The Big Rock Pub & Beer Garden: Where Golf Meets Live Music
Depending on the time of day golfers peel off the 18th green at Big Rock Golf Club at Indian Springs, and on their advance knowledge of what to expect when they get to the bar to settle up and have a pop or two, they might be stunned when they encounter an acoustic music set in the new Beer Garden, or a local band relishing the spotlight on the main stage, or a concert performance from a headlining rock and roll outfit.
Delighted … but stunned.
The fact that the golf course is named for the pub, rather than the other way around, is the first strong hint that something special might be on tap after a round here. The second is likely the logo, with a prominently-displayed electric guitar eclipsing a golf bag.
Both strongly imply that the Big Rock Pub is far from your average 19th hole. It’s really its own “thing” outside the golf course. From the time golfers pull into the parking lot until the time they drive away, they’ll see nothing to refute those implications.
Depending on which day they play, and what time they finish, a foursome could find themselves relaxing to recorded music on the sun-drenched back porch, or rocking and rolling to live music on the main stage in the pub proper. They’ll also discover that a half-busy night at Big Rock Pub still qualifies it as one of the hottest of Indio’s night-life hotspots.
The entire operation is the vision of Canadian Ken Hanna. A businessman from the Vancouver, B.C., area, Hanna bought the course and pub in 2016 and began transforming the pub space into the rock and roll heaven it is today.

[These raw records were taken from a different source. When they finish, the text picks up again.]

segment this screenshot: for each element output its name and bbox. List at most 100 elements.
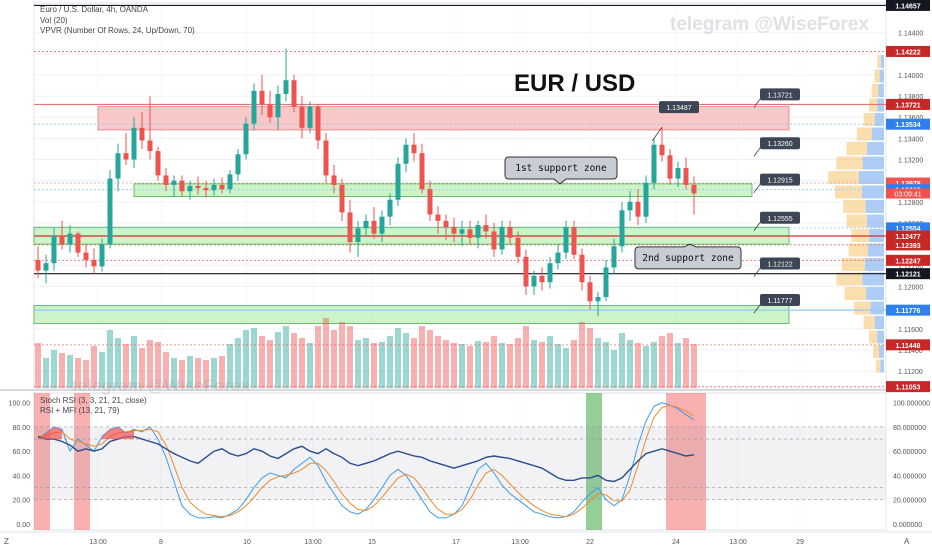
- auto-scale-label: A: [904, 537, 910, 546]
- volume-bar: [411, 338, 417, 388]
- candle-body: [371, 220, 377, 234]
- level-tag-box: [760, 173, 800, 186]
- candle-body: [691, 184, 697, 194]
- level-tag: 1.13721: [753, 88, 800, 108]
- level-tag: 1.12555: [753, 211, 800, 231]
- price-marker-box: [886, 254, 930, 266]
- oscillator-right-tick: 60.000000: [893, 449, 926, 456]
- vpvr-up-bar: [865, 258, 884, 271]
- time-tick-label: 24: [672, 539, 680, 546]
- time-tick-label: 22: [586, 539, 594, 546]
- volume-bar: [675, 343, 681, 388]
- volume-bar: [35, 343, 41, 388]
- volume-bar: [99, 352, 105, 388]
- candle-body: [491, 231, 497, 250]
- candle-body: [483, 225, 489, 232]
- volume-bar: [267, 340, 273, 388]
- volume-bar: [651, 342, 657, 388]
- candle-body: [307, 106, 313, 128]
- time-tick-label: 8: [159, 539, 163, 546]
- vpvr-down-bar: [836, 156, 863, 170]
- vpvr-down-bar: [877, 55, 881, 68]
- volume-bar: [467, 346, 473, 388]
- time-tick-label: 13:00: [89, 539, 107, 546]
- volume-bar: [627, 340, 633, 388]
- volume-bar: [307, 343, 313, 388]
- candle-body: [475, 225, 481, 238]
- volume-bar: [331, 330, 337, 388]
- vpvr-up-bar: [879, 69, 884, 83]
- candle-body: [515, 237, 521, 257]
- price-marker-label: 1.11448: [896, 343, 921, 350]
- time-tick-label: 13:00: [729, 539, 747, 546]
- volume-bar: [123, 344, 129, 388]
- vpvr-down-bar: [836, 272, 863, 286]
- candle-body: [315, 106, 321, 141]
- candle-body: [107, 178, 113, 245]
- rsi-mfi-line: [37, 435, 695, 483]
- price-marker-label: 1.12393: [895, 243, 920, 250]
- candle-body: [267, 104, 273, 118]
- candle-body: [211, 184, 217, 191]
- volume-bar: [43, 358, 49, 388]
- candle-body: [203, 188, 209, 191]
- candle-body: [507, 227, 513, 238]
- vpvr-up-bar: [874, 113, 884, 126]
- vpvr-down-bar: [869, 330, 878, 344]
- level-tag-label: 1.11777: [768, 298, 793, 305]
- vpvr-up-bar: [874, 316, 884, 329]
- support-zone-callout: 2nd support zone: [634, 243, 742, 270]
- price-marker-label: 1.13534: [895, 122, 920, 129]
- time-tick-label: 15: [368, 539, 376, 546]
- time-tick-label: 13:00: [511, 539, 529, 546]
- candle-body: [627, 201, 633, 211]
- price-marker-label: 1.12554: [895, 226, 920, 233]
- candle-body: [299, 106, 305, 128]
- candle-body: [131, 127, 137, 160]
- candle-body: [147, 140, 153, 152]
- volume-bar: [427, 330, 433, 388]
- support-zone-callout: 1st support zone: [504, 156, 618, 185]
- candle-body: [75, 233, 81, 253]
- candle-body: [275, 93, 281, 118]
- oscillator-left-tick: 20.00: [12, 498, 30, 505]
- volume-bar: [491, 336, 497, 388]
- vpvr-down-bar: [863, 316, 875, 329]
- candle-body: [171, 180, 177, 185]
- volume-bar: [139, 348, 145, 388]
- price-tick-label: 1.11400: [898, 348, 923, 355]
- callout-text: 1st support zone: [515, 163, 607, 174]
- volume-bar: [507, 344, 513, 388]
- volume-bar: [187, 356, 193, 388]
- volume-bar: [667, 333, 673, 388]
- candle-body: [643, 182, 649, 217]
- candle-body: [235, 154, 241, 175]
- oscillator-right-tick: 100.000000: [893, 401, 930, 408]
- price-marker-label: 1.12121: [895, 272, 920, 279]
- candle-body: [531, 275, 537, 287]
- candle-body: [467, 229, 473, 238]
- candle-body: [523, 256, 529, 287]
- price-tick-label: 1.11200: [898, 369, 923, 376]
- volume-bar: [659, 336, 665, 388]
- volume-bar: [67, 355, 73, 388]
- candle-body: [83, 252, 89, 261]
- candle-body: [547, 263, 553, 283]
- candle-body: [667, 155, 673, 179]
- volume-bar: [483, 342, 489, 388]
- time-tick-label: 10: [243, 539, 251, 546]
- candle-body: [595, 297, 601, 302]
- candle-body: [355, 228, 361, 243]
- volume-bar: [419, 326, 425, 388]
- level-tag-box: [760, 88, 800, 101]
- price-marker-label: 1.12247: [895, 258, 920, 265]
- volume-indicator-line: Vol (20): [40, 15, 68, 25]
- vpvr-up-bar: [865, 200, 884, 213]
- vpvr-down-bar: [854, 301, 871, 315]
- price-marker-label: 1.14657: [895, 3, 920, 10]
- volume-bar: [347, 326, 353, 388]
- candle-body: [411, 144, 417, 154]
- level-tag-box: [760, 211, 800, 224]
- vpvr-down-bar: [863, 113, 875, 126]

The trip begins at the pub’s exterior entrance, where Elvis greets you outside and Bon Scott greets you inside. Be careful not to mentally fall into the piano hole just outside the front door. If you pass through the golf shop on your way to the pub, prepare your right ear for immediate action, for the main stage will be just to your right.
Once inside, guests’ senses are assaulted by sight, sound and fare. The main room, with the main stage and substantial bar serving a slew of beers on tap, is recognizable as a pub. But Hanna’s substantial collection of rock and roll memorabilia is pinned to the walls, highlighted by specialized lighting — neon tubes accent the wall displays, and the men’s room countertops feature glass cases underneath the sinks displaying guitars illuminated by black lights; an entertaining vision while maintaining proper hygiene.
There are massive murals paying tribute to music icons including Stevie Nicks, The Doors, The Eagles and Bob Seger and the Silver Bullet Band. There’s also plenty of dancing room in front of the main stage, where those feeling the music in their souls may physically express themselves.
From the restrooms to the Beer Garden, the front door to the back, the Big Rock Pub stays true to its rock theme. Even the menus go to the rock and roll extreme; when the wait staff appears at your four-top table with what appear to be four record albums, don’t wish you had a turntable with a spindle that allows for stacking platters. Just open the gatefold cover to find the pub’s menu inside. (We got Frampton Comes Alive and Quicksilver Messenger Service covers on our visit.)
“Every piece of memorabilia you see here, (Ken) hung personally,” said Lisa Morgan, chief business development officer. “When he found out this place was for sale, he saw the potential in it and what it could be. The pub is actually designed after his personal man cave back in Canada. What you see here is just a giant version of what he’s got back home.”
An average week at the Big Rock Pub — well, there isn’t really an average week, but there is a schedule. Live music is offered Wednesdays, Fridays, Saturdays and Sundays, ranging from mellow acoustic performances on Sunday afternoons in the Beer Garden (opened in November) to wild, rocking Saturday nights in the main pub, patronized by locals in the know, golfers in the know and those pleasantly surprised golfers still caught up in the fun and excitement some five to seven hours after completing their rounds.
“We have regulars that will plan on playing Wednesday afternoons, because they know the music starts a little earlier (6 pm),” Morgan said.
“(On Wednesdays) it’ll just get packed in here with golfers, happy hour people, and residents who know there’s going to be music,” general manager Stephanie McCormack said. “It’s sort of like a perfect storm of all our demographics. We have everyone at once, and some stay all night.”